The grandson of Sicilian immigrants who settled in South Philadelphia, Anastasia began to cover Philly's Cosa Nostra crime family more and more after the 1980 shooting death of Philly mob boss Angelo Bruno.

Bruno (seen in the below photo) ran a quiet, highly efficient organization that controlled crime in Philadelphia and South Jersey. Bruno's murder set off a mob war that left bodies in the street and grabbed public attention. Anastasia writes that Bruno's death was a seminal event in the demise of the Philadelphia crime family.
The mob became Anastasia's "beat" in the 1990's. He tells a remarkable story about a mob guy who complained to a young woman who worked with the reporter. The complaint was that Anastasia always took the government's side in his reporting. Anastasia told the woman to heave the mob guy call him.

He did.

Anastasia began juxtaposing the comments of an "underworld source" alongside those of law enforcement in his pieces. The mob guy loved it and more mobsters started calling, including Joey Merlino, who rose to be the reputed underboss of the mob.

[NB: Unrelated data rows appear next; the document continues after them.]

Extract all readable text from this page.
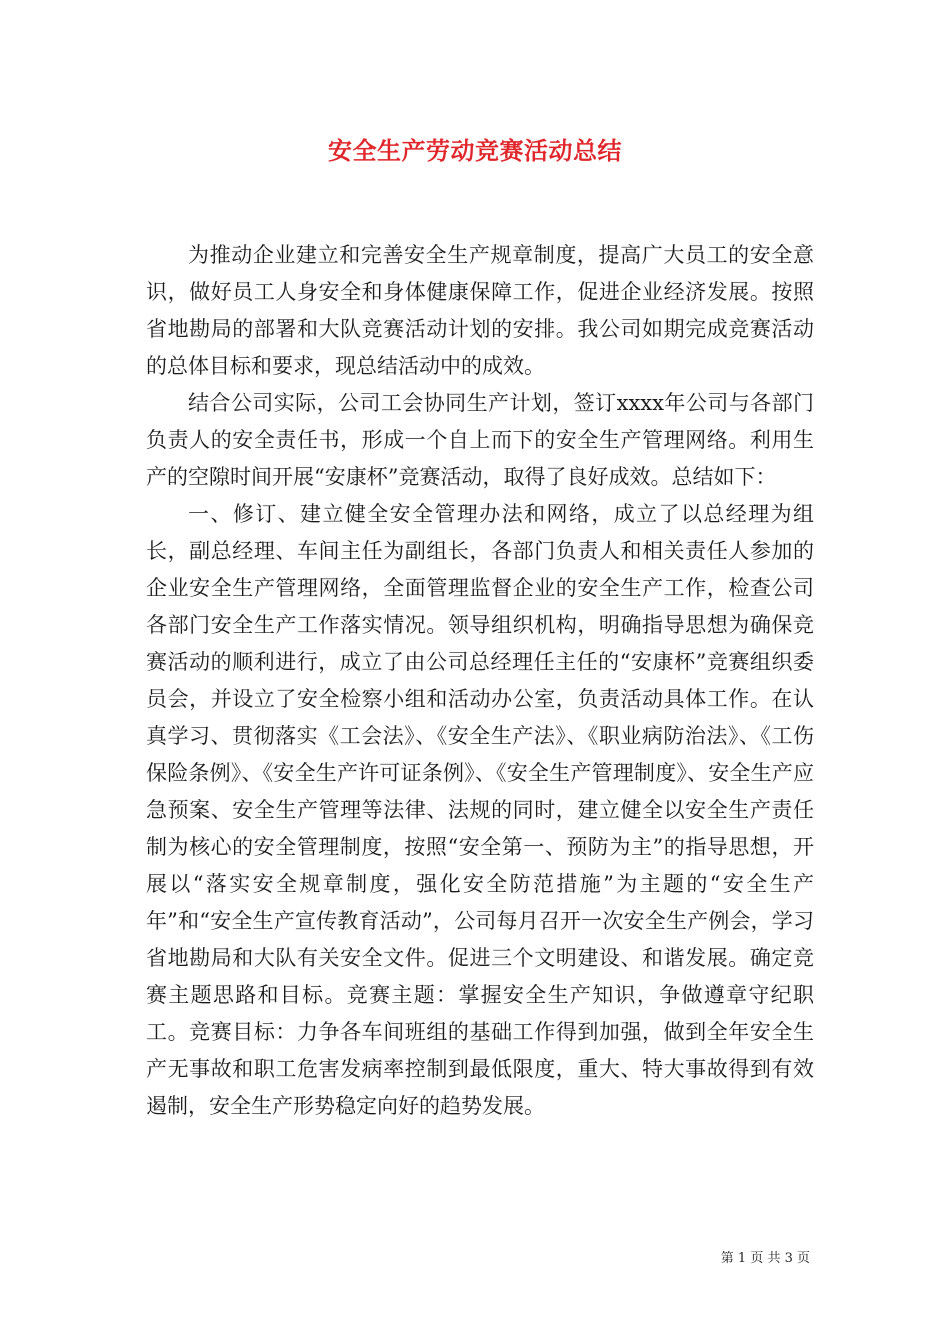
安全生产劳动竞赛活动总结

为推动企业建立和完善安全生产规章制度，提高广大员工的安全意识，做好员工人身安全和身体健康保障工作，促进企业经济发展。按照省地勘局的部署和大队竞赛活动计划的安排。我公司如期完成竞赛活动的总体目标和要求，现总结活动中的成效。

结合公司实际，公司工会协同生产计划，签订xxxx年公司与各部门负责人的安全责任书，形成一个自上而下的安全生产管理网络。利用生产的空隙时间开展“安康杯”竞赛活动，取得了良好成效。总结如下：

一、修订、建立健全安全管理办法和网络，成立了以总经理为组长，副总经理、车间主任为副组长，各部门负责人和相关责任人参加的企业安全生产管理网络，全面管理监督企业的安全生产工作，检查公司各部门安全生产工作落实情况。领导组织机构，明确指导思想为确保竞赛活动的顺利进行，成立了由公司总经理任主任的“安康杯”竞赛组织委员会，并设立了安全检察小组和活动办公室，负责活动具体工作。在认真学习、贯彻落实《工会法》、《安全生产法》、《职业病防治法》、《工伤保险条例》、《安全生产许可证条例》、《安全生产管理制度》、安全生产应急预案、安全生产管理等法律、法规的同时，建立健全以安全生产责任制为核心的安全管理制度，按照“安全第一、预防为主”的指导思想，开展以“落实安全规章制度，强化安全防范措施”为主题的“安全生产年”和“安全生产宣传教育活动”，公司每月召开一次安全生产例会，学习省地勘局和大队有关安全文件。促进三个文明建设、和谐发展。确定竞赛主题思路和目标。竞赛主题：掌握安全生产知识，争做遵章守纪职工。竞赛目标：力争各车间班组的基础工作得到加强，做到全年安全生产无事故和职工危害发病率控制到最低限度，重大、特大事故得到有效遏制，安全生产形势稳定向好的趋势发展。

第 1 页 共 3 页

The mob guys after Bruno were not like Mafioso of old, who kept low profiles befitting members of a secret criminal society. Anastasia reports that the new breed were South Philly "corner boys." They were third-generation Italian-American, the sons and nephews of the previous generation of mobsters. They were loyal to each other but not to a centuries-old tradition of crime.

They were media-savvy and they liked the publicity. When Merlino (seen in the below photo) was asked by a journalist about a reported $500,000 contract out on his life, Merlino shrugged and said "Give me the half-million and I'll shoot myself."
I'm part Italian and a former corner boy raised in South Philly a decade ahead of most of these new mob guys. I can attest that very few Italian-Americans are involved in organized crime, but I believe that Anastasia's coverage of those who are, is first-rate.

His mob stories are brutal, tragic and funny. They read like Philly's equivalent to the New York hoods in Martin Scorsese's great crime film Goodfellas.     

"Goodfellas don't sue Goodfellas," a mob diplomat informed a mob associate and potential litigant in a business dispute with another mob-connected businessman over garbage collection. "Goodfellas kill Goodfellas," he added succinctly.

This was one of the more interesting quotes from the FBI tapes of the Philadelphia-South Jersey Cosa Nostra crime family members, who were speaking in what they believed was a bug-free zone. This conversation, and many more like it, was reported by Anastasia in the Philadelphia Inquirer and repeated in Mob Files. 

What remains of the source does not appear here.